EFFECT ON STAKEHOLDERS DUE TO DELAY IN ACCEPTING THE RESOLUTION PLAN

Despite various decisions by the Hon’ble Supreme Court, ranging from Innoventive Industries to K. Sashidhar to the Essar Steel case, the Hon’ble Supreme Court has consistently laid out how the law should be interpreted with regard to the approval of a resolution plan and the primacy given to the commercial wisdom of CoC’s. Despite these judgements, there has been incidents of DELAY IN ACCEPTING THE RESOLUTION PLAN by tribunal. This is one if the challenge being faced in interpretation of provisions of IBC.

Although the legislation has clearly enunciated the rights of various stakeholders, such as aggrieved financial creditors, operational creditors, and promoters, in several Supreme Court judgements, yet delays are often seen. Regardless of its best efforts to preserve the value of businesses and to address the ills of financially unviable businesses being allowed to continue for long periods of time, the Insolvency and Bankruptcy Code, 2016 (IBC) has been found to fall short in implementing resolution plans, both after approval by the Committee of Creditors (CoC) and after approval by the Adjudicating Authority.

When the application for approval of the resolution plan is brought before the Adjudicating Authority, several parties frequently intervene to try to delay, or even prevent, the approval of the resolution plan.

Some of the problems that resolution candidates have faced are listed below:
• The amount of time being taken by Tribunal for accepting the resolution plan. Mentioning time here refers to the fact that sometimes it has taken between 12 and 15 months .Also contribution to this delay is due to various other reasons like Multiple petitions filed by numerous parties as well as the frequent back and forth of such applications from the NCLT to the NCLAT, and in some circumstances, up to the Hon’ble Supreme Court.

• Often, The earlier promoters of the corporate debtor are blamed for this delay. The pretexts include contesting the CoC’s constitution, proposing OTS at the last minute right before approval, and querying the resolution applicant’s constitution under IBC Section 29A.
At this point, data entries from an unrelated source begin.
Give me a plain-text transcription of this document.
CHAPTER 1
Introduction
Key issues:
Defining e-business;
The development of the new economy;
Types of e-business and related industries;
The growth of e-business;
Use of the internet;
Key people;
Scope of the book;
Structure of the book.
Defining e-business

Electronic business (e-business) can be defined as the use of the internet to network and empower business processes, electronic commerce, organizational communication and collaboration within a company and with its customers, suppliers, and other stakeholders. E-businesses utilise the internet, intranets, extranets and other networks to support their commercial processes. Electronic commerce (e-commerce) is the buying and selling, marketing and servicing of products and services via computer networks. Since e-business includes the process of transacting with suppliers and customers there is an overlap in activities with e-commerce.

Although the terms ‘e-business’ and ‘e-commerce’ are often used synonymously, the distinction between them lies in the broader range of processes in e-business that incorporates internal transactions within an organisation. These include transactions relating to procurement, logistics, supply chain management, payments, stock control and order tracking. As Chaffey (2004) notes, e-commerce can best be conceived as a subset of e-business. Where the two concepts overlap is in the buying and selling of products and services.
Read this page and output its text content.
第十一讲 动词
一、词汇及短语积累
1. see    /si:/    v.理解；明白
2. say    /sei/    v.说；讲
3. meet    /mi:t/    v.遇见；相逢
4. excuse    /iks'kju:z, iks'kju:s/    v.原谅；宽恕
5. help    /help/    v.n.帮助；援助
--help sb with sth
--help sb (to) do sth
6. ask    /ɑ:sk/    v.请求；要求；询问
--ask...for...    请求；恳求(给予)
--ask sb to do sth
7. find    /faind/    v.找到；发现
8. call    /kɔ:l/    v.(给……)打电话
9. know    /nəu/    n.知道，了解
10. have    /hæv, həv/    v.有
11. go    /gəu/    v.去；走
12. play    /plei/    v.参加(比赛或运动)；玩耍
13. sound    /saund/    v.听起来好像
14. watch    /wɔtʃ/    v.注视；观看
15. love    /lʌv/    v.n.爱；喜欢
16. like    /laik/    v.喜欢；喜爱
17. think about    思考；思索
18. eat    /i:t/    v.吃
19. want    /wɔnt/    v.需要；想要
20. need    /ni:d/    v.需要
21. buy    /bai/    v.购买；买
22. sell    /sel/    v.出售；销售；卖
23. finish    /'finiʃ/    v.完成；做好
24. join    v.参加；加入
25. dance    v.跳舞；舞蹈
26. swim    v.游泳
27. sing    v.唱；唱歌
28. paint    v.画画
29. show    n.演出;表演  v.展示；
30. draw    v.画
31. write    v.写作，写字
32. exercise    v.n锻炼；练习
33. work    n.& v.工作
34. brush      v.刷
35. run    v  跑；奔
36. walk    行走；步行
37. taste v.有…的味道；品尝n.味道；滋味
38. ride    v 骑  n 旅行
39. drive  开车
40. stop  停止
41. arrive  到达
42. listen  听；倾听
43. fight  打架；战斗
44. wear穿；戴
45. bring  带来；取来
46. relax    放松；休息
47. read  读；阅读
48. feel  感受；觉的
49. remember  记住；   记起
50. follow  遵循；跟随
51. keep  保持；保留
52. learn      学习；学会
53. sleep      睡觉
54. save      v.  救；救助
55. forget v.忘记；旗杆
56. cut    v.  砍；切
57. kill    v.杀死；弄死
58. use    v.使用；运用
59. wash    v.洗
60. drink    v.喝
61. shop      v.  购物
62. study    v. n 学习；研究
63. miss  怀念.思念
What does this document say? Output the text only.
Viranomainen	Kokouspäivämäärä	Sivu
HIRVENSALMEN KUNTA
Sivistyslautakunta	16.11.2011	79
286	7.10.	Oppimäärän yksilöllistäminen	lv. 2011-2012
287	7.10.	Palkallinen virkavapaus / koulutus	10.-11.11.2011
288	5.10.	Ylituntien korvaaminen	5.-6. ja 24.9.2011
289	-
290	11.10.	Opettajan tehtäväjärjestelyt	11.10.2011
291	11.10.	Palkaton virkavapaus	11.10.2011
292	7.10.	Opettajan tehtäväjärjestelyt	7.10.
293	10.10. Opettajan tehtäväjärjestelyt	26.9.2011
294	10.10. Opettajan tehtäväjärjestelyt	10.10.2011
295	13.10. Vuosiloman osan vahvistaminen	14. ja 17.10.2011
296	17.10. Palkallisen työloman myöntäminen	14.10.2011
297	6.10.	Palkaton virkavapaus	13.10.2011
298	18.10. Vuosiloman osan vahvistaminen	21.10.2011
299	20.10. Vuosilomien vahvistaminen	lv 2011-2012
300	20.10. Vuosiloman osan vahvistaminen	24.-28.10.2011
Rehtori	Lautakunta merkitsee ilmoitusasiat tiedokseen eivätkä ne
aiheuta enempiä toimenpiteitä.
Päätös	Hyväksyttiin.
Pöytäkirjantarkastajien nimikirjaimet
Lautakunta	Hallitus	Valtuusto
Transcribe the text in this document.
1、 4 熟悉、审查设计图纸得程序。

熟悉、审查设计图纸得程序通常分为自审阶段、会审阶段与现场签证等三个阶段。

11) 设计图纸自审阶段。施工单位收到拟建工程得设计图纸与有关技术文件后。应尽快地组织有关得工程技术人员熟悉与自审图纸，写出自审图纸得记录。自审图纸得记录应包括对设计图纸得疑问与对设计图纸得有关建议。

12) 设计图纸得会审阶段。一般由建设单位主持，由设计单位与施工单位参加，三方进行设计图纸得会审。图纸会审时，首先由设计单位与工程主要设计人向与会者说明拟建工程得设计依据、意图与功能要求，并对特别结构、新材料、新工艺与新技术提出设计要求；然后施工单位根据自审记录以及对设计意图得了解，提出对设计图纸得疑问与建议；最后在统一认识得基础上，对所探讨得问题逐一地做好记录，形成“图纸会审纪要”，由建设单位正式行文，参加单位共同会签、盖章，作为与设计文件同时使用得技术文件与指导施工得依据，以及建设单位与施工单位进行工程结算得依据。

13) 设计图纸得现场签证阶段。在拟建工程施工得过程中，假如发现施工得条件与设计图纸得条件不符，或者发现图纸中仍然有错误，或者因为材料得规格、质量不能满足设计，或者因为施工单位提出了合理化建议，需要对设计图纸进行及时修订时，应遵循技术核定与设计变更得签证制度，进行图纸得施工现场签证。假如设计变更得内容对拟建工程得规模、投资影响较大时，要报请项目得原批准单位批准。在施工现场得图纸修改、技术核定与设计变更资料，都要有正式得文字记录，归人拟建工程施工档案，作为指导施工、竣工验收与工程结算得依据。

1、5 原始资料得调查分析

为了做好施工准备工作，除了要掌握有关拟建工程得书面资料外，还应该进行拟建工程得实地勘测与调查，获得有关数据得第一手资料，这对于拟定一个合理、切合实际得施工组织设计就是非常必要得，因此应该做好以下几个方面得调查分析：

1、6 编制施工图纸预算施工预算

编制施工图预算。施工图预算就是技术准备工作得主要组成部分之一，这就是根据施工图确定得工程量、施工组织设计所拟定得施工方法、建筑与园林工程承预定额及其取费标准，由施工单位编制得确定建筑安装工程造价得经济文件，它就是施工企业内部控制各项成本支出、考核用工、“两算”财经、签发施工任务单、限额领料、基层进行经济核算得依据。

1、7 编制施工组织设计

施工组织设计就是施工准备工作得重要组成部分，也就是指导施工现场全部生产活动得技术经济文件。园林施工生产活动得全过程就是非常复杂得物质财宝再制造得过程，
• Even operational creditors have been known to obstruct resolution plan approval by filing several applications, which they then insist on being approved. In this manner it causes more delay on the part of Tribunal due to heavy workloads coming in.

• One of the banks that voted against the resolution plan filed an application disputing the valuation of one part of the business which resulted in the hearing of an application for approval of a resolution plan being delayed for nearly six months. The Adjudicating Authority was split in its judgement on the valuation in a rare circumstance, and the case had to be referred to a three-member bench, delaying the approval of the settlement plan even more.

• Another issue that frequently arises after the CoC approves the resolution plan is the question of previous statutory liabilities or operational creditors’ claims for the time prior to the resolution plan’s approval. These normally do not survive and are eliminated if the resolution plan specifically states that such obligations are excluded. However, such claimants have the ability to postpone the approval / approval process.

While it is understandable that an applicant has a right to have an application decided, if such applications are to be considered, a clear timetable should be established I for filing all such applications, (ii) for filing replies to such applications, and (iii) for delivering the decision on the application. The IBC’s efficacy would be seen considerably enhanced only if a resolution plan would be approved in a timely manner. Imposing significant fines on applicants who submit frivolous petitions would also be beneficial to avoid delay.

Delays in the approval or execution of a resolution plan have an influence on all stakeholders and have a substantial impact on the overall success of the resolution plan’s implementation. Because one of the goals of the IBC is to maximise value, such delays dilute value and may even diminish the chances of a corporate debtor’s recovery, pushing it toward liquidation, which is not desirable.